Entgegen den Äußerungen von SPD-Chef Beck sieht Bundespräsident Köhler Deutschland erst am Anfang langwieriger Reformen. Sein Veto gegen zwei Gesetzesvorlagen verteidigte er vehement: "Der Bundespräsident ist kein Unterschriftenautomat", so Köhler.

Berlin - Bundespräsident Horst Köhler hat die große Koalition eindringlich davor gewarnt, bei ihren Reformbemühungen nachzulassen. "Die notwendige grundlegende Erneuerung Deutschlands haben wir noch nicht geschafft. Da stehen wir erst am Anfang", sagte Köhler dem "Spiegel". SPD-Chef Kurt Beck hatte jüngst ein Ende des harten Reformkurses in Aussicht gestellt, sobald die bereits auf den Weg gebrachten Reformen zu Ende geführt seien. Bundeskanzlerin Angela Merkel (CDU) hatte dies aber zurückgewiesen.
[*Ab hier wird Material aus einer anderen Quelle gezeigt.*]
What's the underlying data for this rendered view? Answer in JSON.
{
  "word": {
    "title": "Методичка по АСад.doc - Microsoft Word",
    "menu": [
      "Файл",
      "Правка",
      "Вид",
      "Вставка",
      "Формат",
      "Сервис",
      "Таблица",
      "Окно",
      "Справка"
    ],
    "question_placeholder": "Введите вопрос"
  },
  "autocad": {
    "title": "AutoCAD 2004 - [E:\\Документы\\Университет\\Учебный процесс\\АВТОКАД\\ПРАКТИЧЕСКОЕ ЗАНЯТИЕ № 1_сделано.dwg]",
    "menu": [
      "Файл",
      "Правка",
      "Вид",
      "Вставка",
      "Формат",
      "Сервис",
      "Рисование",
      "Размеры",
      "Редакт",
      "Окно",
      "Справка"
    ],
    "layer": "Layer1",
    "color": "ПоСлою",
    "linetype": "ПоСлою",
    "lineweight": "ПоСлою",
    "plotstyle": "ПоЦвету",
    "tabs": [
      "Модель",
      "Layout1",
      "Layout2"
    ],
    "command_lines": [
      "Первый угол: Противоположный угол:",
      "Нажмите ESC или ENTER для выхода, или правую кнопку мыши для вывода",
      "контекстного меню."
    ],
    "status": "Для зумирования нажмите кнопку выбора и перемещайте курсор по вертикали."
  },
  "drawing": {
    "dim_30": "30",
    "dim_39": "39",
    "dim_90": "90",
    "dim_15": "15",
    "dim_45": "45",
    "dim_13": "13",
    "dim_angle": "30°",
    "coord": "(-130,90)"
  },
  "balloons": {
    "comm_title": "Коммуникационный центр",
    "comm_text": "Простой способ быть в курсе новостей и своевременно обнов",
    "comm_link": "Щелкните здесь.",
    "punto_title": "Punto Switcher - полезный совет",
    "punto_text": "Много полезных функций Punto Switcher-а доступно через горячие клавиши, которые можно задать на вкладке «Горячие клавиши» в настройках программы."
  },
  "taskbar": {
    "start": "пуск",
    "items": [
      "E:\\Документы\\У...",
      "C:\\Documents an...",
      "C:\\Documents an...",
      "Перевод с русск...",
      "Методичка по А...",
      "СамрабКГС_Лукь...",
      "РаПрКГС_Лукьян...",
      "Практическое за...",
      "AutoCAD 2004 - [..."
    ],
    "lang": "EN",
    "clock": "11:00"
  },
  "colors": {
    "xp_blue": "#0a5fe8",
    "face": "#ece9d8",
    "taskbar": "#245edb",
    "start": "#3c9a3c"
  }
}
Köhler sagte, zwar habe sich die Wettbewerbsfähigkeit der deutschen Wirtschaft deutlich verbessert. "Das ist aber kein Grund, sich schon wieder zurückzulehnen", mahnte das Staatsoberhaupt: "Wir schaffen kein Vertrauen, wenn wir zwei Schritte vor und anschließend wieder einen oder zwei zurück machen."

Beck erhielt auch Widerspruch aus den eigenen Reihen. Brandenburgs Finanzminister Rainer Speer (SPD) sagte im Deutschlandradio Kultur: "Ich verstehe den Kollegen Beck an der Stelle, der sagt, irgendwo muss man auch eine Zumutbarkeitsgrenze spüren und definieren." Wenn man sich aber die Entwicklung anschaue, dann wisse man, dass die Sozialsysteme mit den eingeleiteten Reformen auf Dauer nicht sicher seien. Die Reformpolitik gehe weiter.
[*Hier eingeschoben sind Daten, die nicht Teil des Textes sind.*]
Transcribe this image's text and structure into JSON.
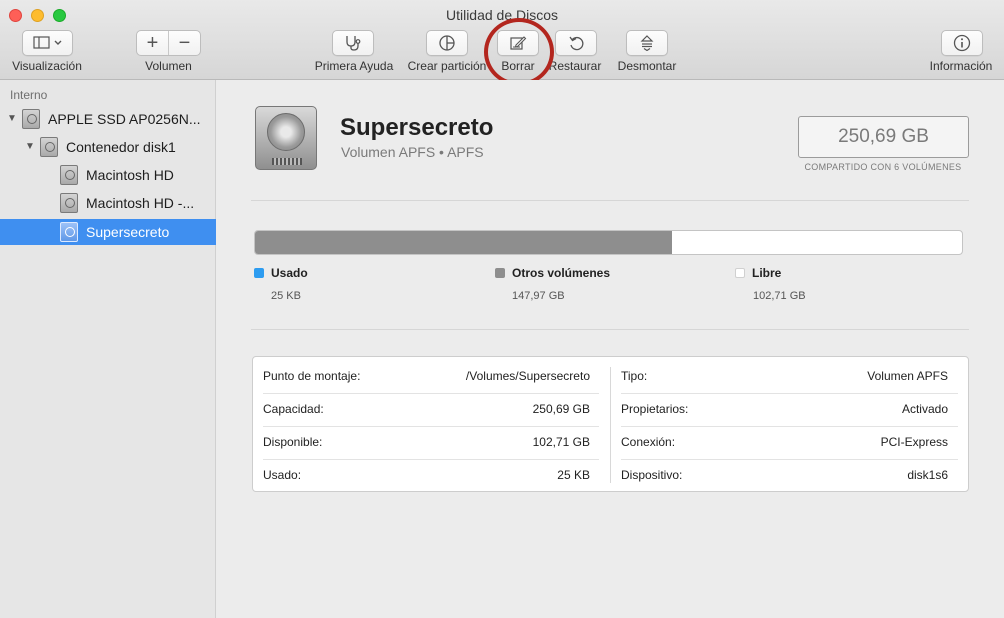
{
  "window": {
    "title": "Utilidad de Discos"
  },
  "toolbar": {
    "view_label": "Visualización",
    "volume_label": "Volumen",
    "volume_add": "+",
    "volume_remove": "−",
    "first_aid": "Primera Ayuda",
    "partition": "Crear partición",
    "erase": "Borrar",
    "restore": "Restaurar",
    "unmount": "Desmontar",
    "info": "Información"
  },
  "sidebar": {
    "section": "Interno",
    "items": [
      {
        "label": "APPLE SSD AP0256N...",
        "level": 0,
        "expanded": true
      },
      {
        "label": "Contenedor disk1",
        "level": 1,
        "expanded": true
      },
      {
        "label": "Macintosh HD",
        "level": 2
      },
      {
        "label": "Macintosh HD -...",
        "level": 2
      },
      {
        "label": "Supersecreto",
        "level": 2,
        "selected": true
      }
    ]
  },
  "volume": {
    "name": "Supersecreto",
    "subtitle": "Volumen APFS • APFS",
    "capacity": "250,69 GB",
    "shared_note": "COMPARTIDO CON 6 VOLÚMENES"
  },
  "usage": {
    "other_fraction": 0.59,
    "legend": [
      {
        "label": "Usado",
        "value": "25 KB",
        "color": "#2d9cf0"
      },
      {
        "label": "Otros volúmenes",
        "value": "147,97 GB",
        "color": "#8e8e8e"
      },
      {
        "label": "Libre",
        "value": "102,71 GB",
        "color": "#ffffff"
      }
    ]
  },
  "info": {
    "left": [
      {
        "key": "Punto de montaje:",
        "value": "/Volumes/Supersecreto"
      },
      {
        "key": "Capacidad:",
        "value": "250,69 GB"
      },
      {
        "key": "Disponible:",
        "value": "102,71 GB"
      },
      {
        "key": "Usado:",
        "value": "25 KB"
      }
    ],
    "right": [
      {
        "key": "Tipo:",
        "value": "Volumen APFS"
      },
      {
        "key": "Propietarios:",
        "value": "Activado"
      },
      {
        "key": "Conexión:",
        "value": "PCI-Express"
      },
      {
        "key": "Dispositivo:",
        "value": "disk1s6"
      }
    ]
  }
}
Westerwelle: "Kamikaze-Strategie"

FDP-Chef Guido Westerwelle warf Beck Reformmüdigkeit vor. "Wer im Angesicht der Konkurrenz aus China, Indien, Russland, Ost- und Südeuropa, Nord- und Südamerika dazu aufruft, jetzt erst einmal auszuruhen und die Hände in den Schoß zu legen, der empfiehlt Deutschland eine Kamikaze-Strategie", sagte Westerwelle der "Bild"-Zeitung.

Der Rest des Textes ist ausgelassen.